[ovs-dev] [PATCH] vswitch: Consistently set Nicira OUI.

Jesse Gross jesse at nicira.com
Tue Feb 2 15:27:11 UTC 2010


On Mon, Feb 1, 2010 at 8:50 PM, Justin Pettit <jpettit at nicira.com> wrote:

> On Feb 1, 2010, at 4:43 PM, Jesse Gross wrote:
>
> > The bottom line is that we should be consistent everywhere because
> otherwise we end up with the worst of both worlds.  Personally I prefer have
> the OUI set since it is nicer when looking at packet traces.  It's also
> friendlier to the rest of the world.  VMware sets their OUI on addresses
> they generate.
>
> Is there a standard for randomly-generated "official" addresses?  We set
> that top bit of the third byte to indicate that the address is randomly
> generated, so that we could also assign real, static addresses if we need to
> down the line.  The IEEE doesn't like handing out additional OUIs unless you
> can prove that you've actually run out of the first block you were given.
>  I'm just curious if there's a better approach than my
> off-the-top-of-the-head suggestion of setting a single bit to indicate this.
>  I'd think VMware or someone has given this a little more thought.

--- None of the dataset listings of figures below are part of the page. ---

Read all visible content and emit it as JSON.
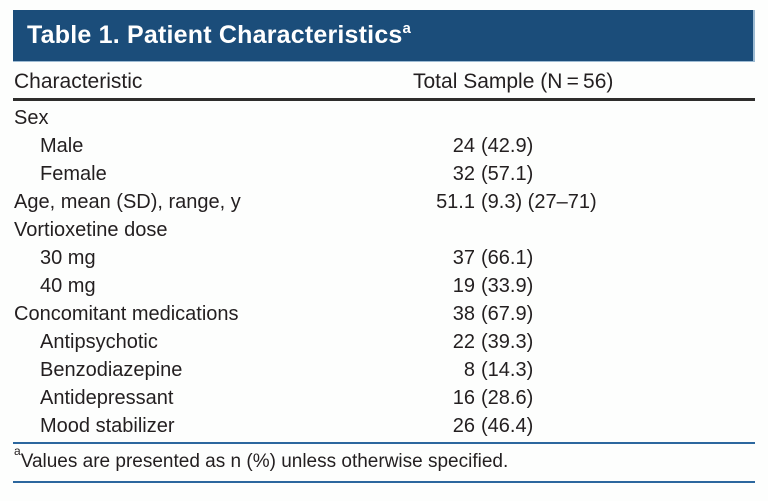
{
  "table": {
    "title": "Table 1. Patient Characteristics",
    "title_superscript": "a",
    "columns": [
      "Characteristic",
      "Total Sample (N = 56)"
    ],
    "rows": [
      {
        "label": "Sex",
        "indent": 0,
        "num": "",
        "pct": ""
      },
      {
        "label": "Male",
        "indent": 1,
        "num": "24",
        "pct": "(42.9)"
      },
      {
        "label": "Female",
        "indent": 1,
        "num": "32",
        "pct": "(57.1)"
      },
      {
        "label": "Age, mean (SD), range, y",
        "indent": 0,
        "num": "51.1",
        "pct": "(9.3) (27–71)"
      },
      {
        "label": "Vortioxetine dose",
        "indent": 0,
        "num": "",
        "pct": ""
      },
      {
        "label": "30 mg",
        "indent": 1,
        "num": "37",
        "pct": "(66.1)"
      },
      {
        "label": "40 mg",
        "indent": 1,
        "num": "19",
        "pct": "(33.9)"
      },
      {
        "label": "Concomitant medications",
        "indent": 0,
        "num": "38",
        "pct": "(67.9)"
      },
      {
        "label": "Antipsychotic",
        "indent": 1,
        "num": "22",
        "pct": "(39.3)"
      },
      {
        "label": "Benzodiazepine",
        "indent": 1,
        "num": "8",
        "pct": "(14.3)"
      },
      {
        "label": "Antidepressant",
        "indent": 1,
        "num": "16",
        "pct": "(28.6)"
      },
      {
        "label": "Mood stabilizer",
        "indent": 1,
        "num": "26",
        "pct": "(46.4)"
      }
    ],
    "footnote_superscript": "a",
    "footnote": "Values are presented as n (%) unless otherwise specified."
  },
  "colors": {
    "header_bg": "#1B4D7A",
    "header_edge": "#9DBBD3",
    "rule_dark": "#2E2D2C",
    "rule_blue": "#2C679E",
    "text": "#231F20",
    "title_text": "#FFFFFF"
  }
}
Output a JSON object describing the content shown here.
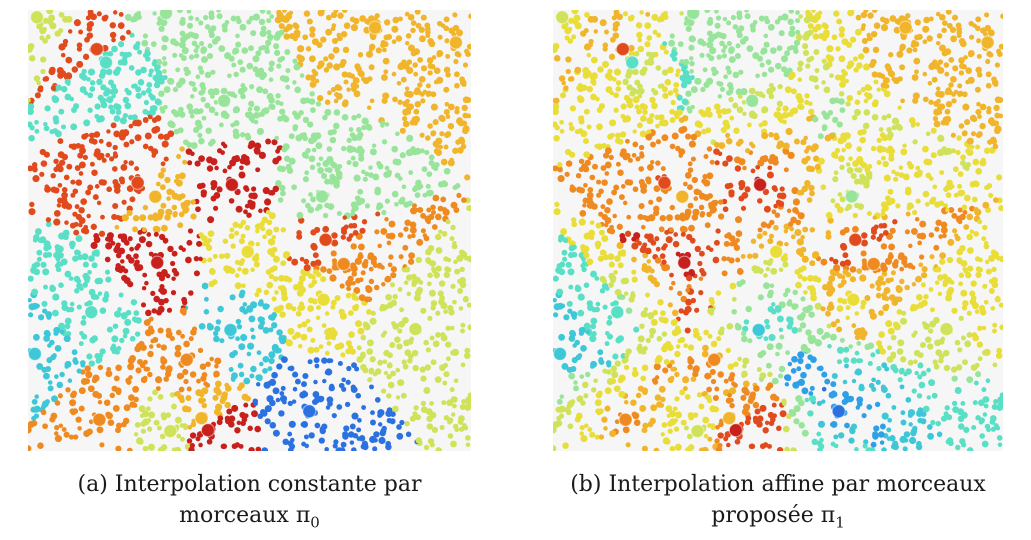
{
  "figures": [
    {
      "id": "a",
      "caption_line1": "(a) Interpolation constante par",
      "caption_line2_text": "morceaux π",
      "caption_line2_sub": "0",
      "colors": [
        "#1f2fd0",
        "#2b72e0",
        "#2fa0e6",
        "#3ec7d6",
        "#58dfc6",
        "#98e49a",
        "#cfe25a",
        "#e9dd3a",
        "#f0b52a",
        "#ee8a20",
        "#e04a1c",
        "#c8201c"
      ]
    },
    {
      "id": "b",
      "caption_line1": "(b) Interpolation affine par morceaux",
      "caption_line2_text": "proposée π",
      "caption_line2_sub": "1",
      "colors": [
        "#1f2fd0",
        "#2b72e0",
        "#2fa0e6",
        "#3ec7d6",
        "#58dfc6",
        "#98e49a",
        "#cfe25a",
        "#e9dd3a",
        "#f0b52a",
        "#ee8a20",
        "#e04a1c",
        "#c8201c"
      ]
    }
  ]
}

 I don't believe that there is any standardized way of doing this.  VMware
has been allocated four OUIs, which they use in different products.
 However, even within ESX they use two different OUIs: one for generated
addresses and one for manually configured addresses.  The generated
addresses are not random though: they are based on the IP address of the
machine, a hash of the config file, etc.

I think we could make a pretty good case getting another OUI if necessary in
the future, so I don't think that is a big concern.  Setting the top bit is
fine with me too (we are currently setting the top two bits in one place but
none in another).  Also, these addresses are only used for traffic actually
generated by an OVS interface, not every VM (this is different from VMware),
so the chance of a collision isn't too high.